Here are some of the earmarks and their costs, most over 10 years unless noted, in the 451-page bill:

$110 BILLION: Overall cost of tax relief portion for wind power developers, disaster victims, college students, teachers and businesses. It protects 20 million mainly upper-middle income taxpayers from paying the alternative minimum tax

$3.3 BILLION: Extends funding of rural schools and communities that have been relying on declining income from logging on federal land or have low property tax bases because they are located on or next to federal lands

$1.3 BILLION: Enacts President Bush's proposal to erase the debt of the black lung disability trust fund

$758 MILLION: Establishes a tax credit -- from $2,500 to $7,500 -- for those who buy plug-in electric-drive vehicles

$478 MILLION: Increases the single-year deduction in production costs -- from $15 million to $20 million -- that film and TV productions may take if the costs are incurred in economically depressed areas.

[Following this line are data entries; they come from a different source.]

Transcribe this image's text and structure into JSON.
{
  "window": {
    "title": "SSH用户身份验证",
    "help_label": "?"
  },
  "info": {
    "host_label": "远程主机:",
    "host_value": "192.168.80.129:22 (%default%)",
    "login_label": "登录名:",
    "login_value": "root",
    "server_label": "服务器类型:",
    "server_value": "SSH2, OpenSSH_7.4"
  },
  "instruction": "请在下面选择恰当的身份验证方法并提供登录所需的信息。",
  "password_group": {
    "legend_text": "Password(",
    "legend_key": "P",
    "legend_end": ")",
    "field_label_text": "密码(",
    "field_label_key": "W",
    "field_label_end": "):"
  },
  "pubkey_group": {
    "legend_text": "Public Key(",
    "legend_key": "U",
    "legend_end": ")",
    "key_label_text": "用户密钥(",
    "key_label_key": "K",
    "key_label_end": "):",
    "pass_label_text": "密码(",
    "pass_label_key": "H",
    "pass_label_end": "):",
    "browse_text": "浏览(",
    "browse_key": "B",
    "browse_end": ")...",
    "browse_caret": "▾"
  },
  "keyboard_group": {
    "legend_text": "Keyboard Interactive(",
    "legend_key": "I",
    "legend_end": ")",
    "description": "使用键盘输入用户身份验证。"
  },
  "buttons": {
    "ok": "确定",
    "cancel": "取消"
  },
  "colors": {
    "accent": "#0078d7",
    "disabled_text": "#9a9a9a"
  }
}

$192 MILLION: Extends a provision that gives Puerto Rico and the Virgin Islands a rebate against excise taxes charged on imported rum

$148 MILLION: Extends for five years a program that reduces import duties for U.S. worsted wool fabric producers that use imported fibers and yarns

$49 MILLION: Allows commercial fishermen and others hurt by the 1989 Exxon Valdez oil spill in Alaska to average out damage awards over three years rather than taking a one-year hit from the IRS

$33 MILLION: Extends tax credits that expired at the end of 2007 for certain domestic corporations involved in American Samoa economic development

$4 MILLION: A one-year extension of a credit of as much as $10,000 for the training of mine rescue teams.

$2 MILLION: Exempts wooden practice arrows used by children from an excise tax of 39 cents per arrow. Oregon's two senators have pushed for the action, saying the tax was meant for more expensive archery arrows and is untenable for makers of toy arrows that may cost 30 cents apiece. But neither sought to include the provision, they said. In fact, Sen. Ron Wyden, a Democrat, opposed the bill. It affects about nine manufacturers nationwide, including one in Oregon.

$2 MILLION: Allows employers to exempt from taxation what they spend on some fringe benefits for workers who commute to work by bicycle, for example reimbursing the cost of parking the bikes.

NASCAR: Extends for one year a seven-year depreciation timetable that NASCAR and other motor-sport racing facilities have had. The tracks would have to depreciate the cost of their improvements over 15 years, raising their taxes by $100 million.